Bien sûr, ces stages vont déjà préparer la saison à venir avec, outre les championnats de France, ceux d'Europe aux Pays-Bas, les coupes du monde (Guatemala, Mexique et Los Angeles d'abord, Munich et Suhl ensuite), et surtout les championnats du monde à Moscou au mois d'août. Et surtout les résultats de ces compétitions seront qualificatifs pour les JO.

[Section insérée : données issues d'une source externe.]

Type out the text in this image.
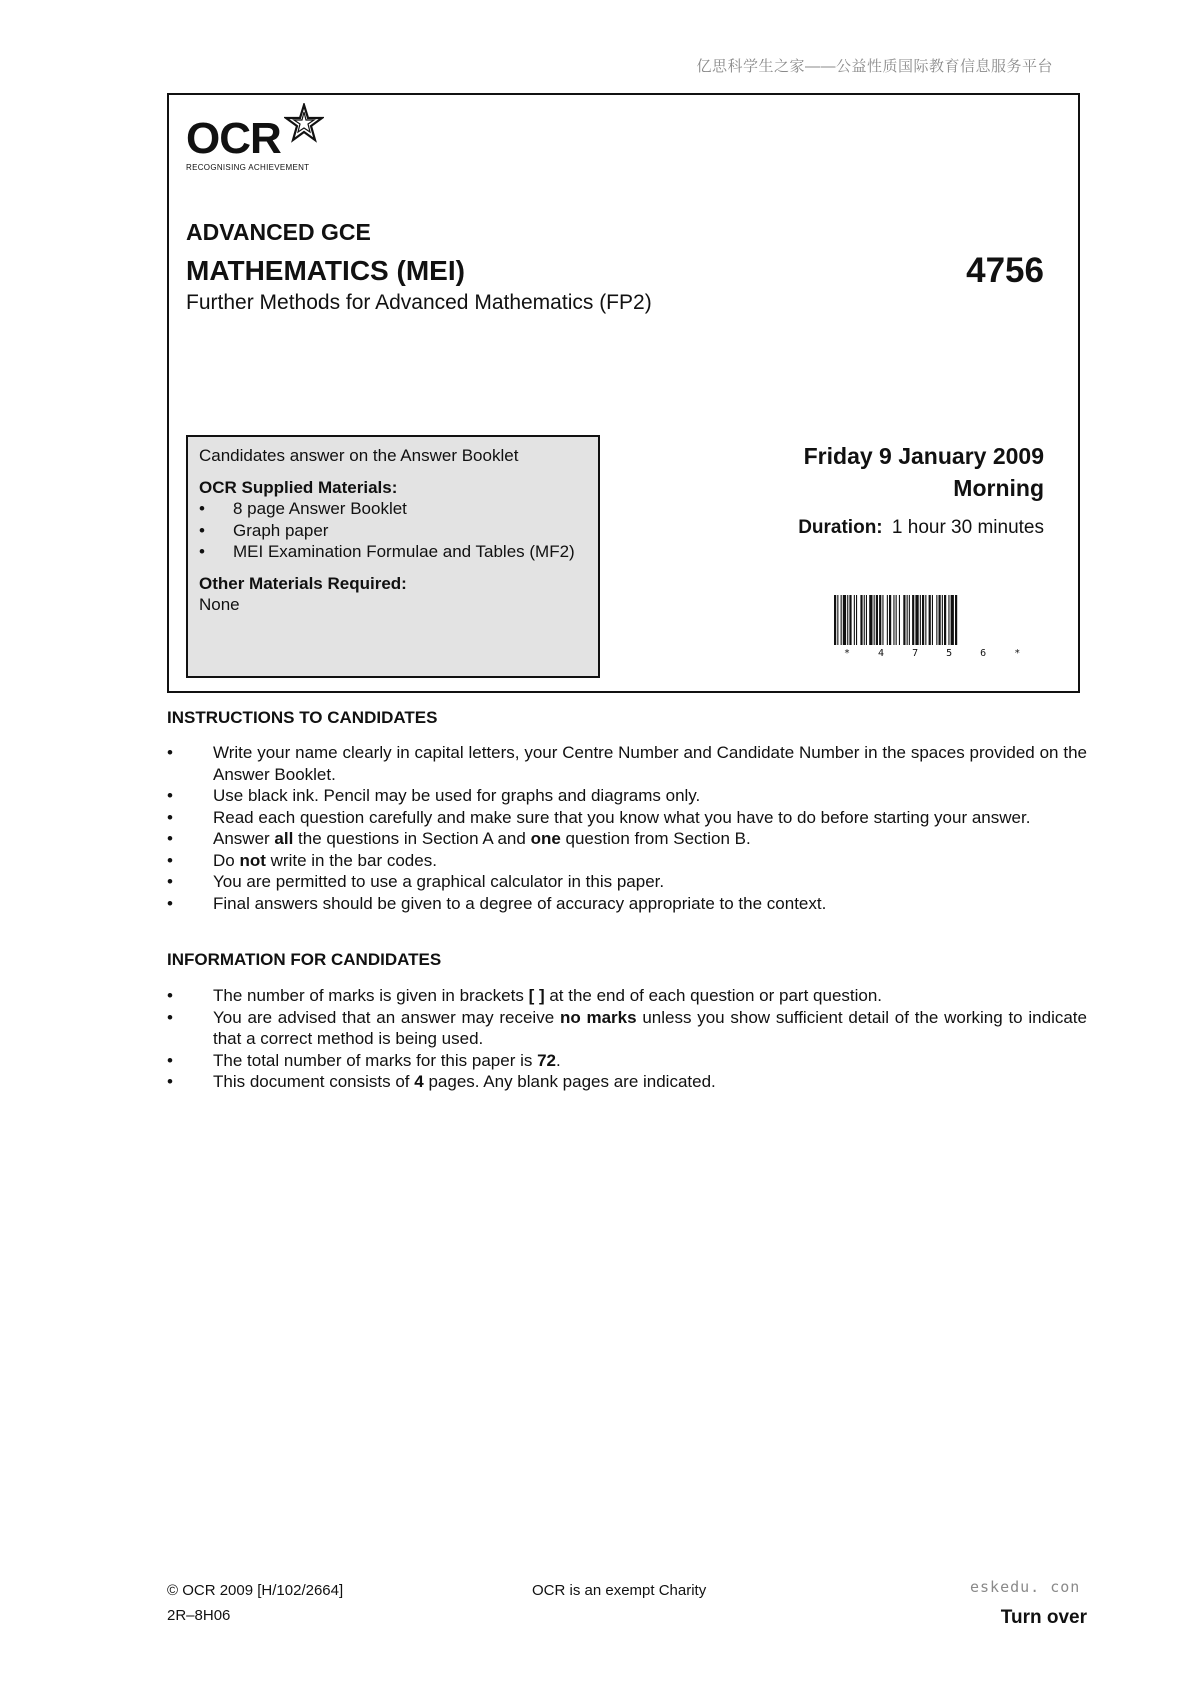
亿思科学生之家——公益性质国际教育信息服务平台
OCR
RECOGNISING ACHIEVEMENT
ADVANCED GCE
MATHEMATICS (MEI)	4756
Further Methods for Advanced Mathematics (FP2)
Candidates answer on the Answer Booklet
OCR Supplied Materials:
• 8 page Answer Booklet
• Graph paper
• MEI Examination Formulae and Tables (MF2)
Other Materials Required:
None
Friday 9 January 2009
Morning
Duration: 1 hour 30 minutes
* 4 7 5 6 *
INSTRUCTIONS TO CANDIDATES
• Write your name clearly in capital letters, your Centre Number and Candidate Number in the spaces provided on the Answer Booklet.
• Use black ink. Pencil may be used for graphs and diagrams only.
• Read each question carefully and make sure that you know what you have to do before starting your answer.
• Answer all the questions in Section A and one question from Section B.
• Do not write in the bar codes.
• You are permitted to use a graphical calculator in this paper.
• Final answers should be given to a degree of accuracy appropriate to the context.
INFORMATION FOR CANDIDATES
• The number of marks is given in brackets [ ] at the end of each question or part question.
• You are advised that an answer may receive no marks unless you show sufficient detail of the working to indicate that a correct method is being used.
• The total number of marks for this paper is 72.
• This document consists of 4 pages. Any blank pages are indicated.
© OCR 2009 [H/102/2664]
2R–8H06
OCR is an exempt Charity	eskedu. con
Turn over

Déjà sélectionné pour Los Angeles en 84 et Séoul 88, où il avait fait le meilleur score de sa saison, Jean-Luc Tricoire veut réaliser la passe de trois participations et réussir à Barcelone son meilleur résultat.

"Tricoire a une énorme organisation mentale, très simple mais très efficace apprécie Bernard Gasquet, et après un passage difficile (changements matériels), il doit retrouver ses marques, ses sensations et toutes ses qualités."

Une énorme confiance habite en effet l'entraîneur national. "Avant les modifications, il était le meilleur tireur à cette distance. Quand son circuit mental sera refait complétement, après toutes les adaptations nécessaires dues aux changements, il va retrouver son niveau." Et Bernard Gasquet d'ajouter : "Dans cette discipline à 10m, Jean-Luc va faire mal. Barcelone, c'est SA chance."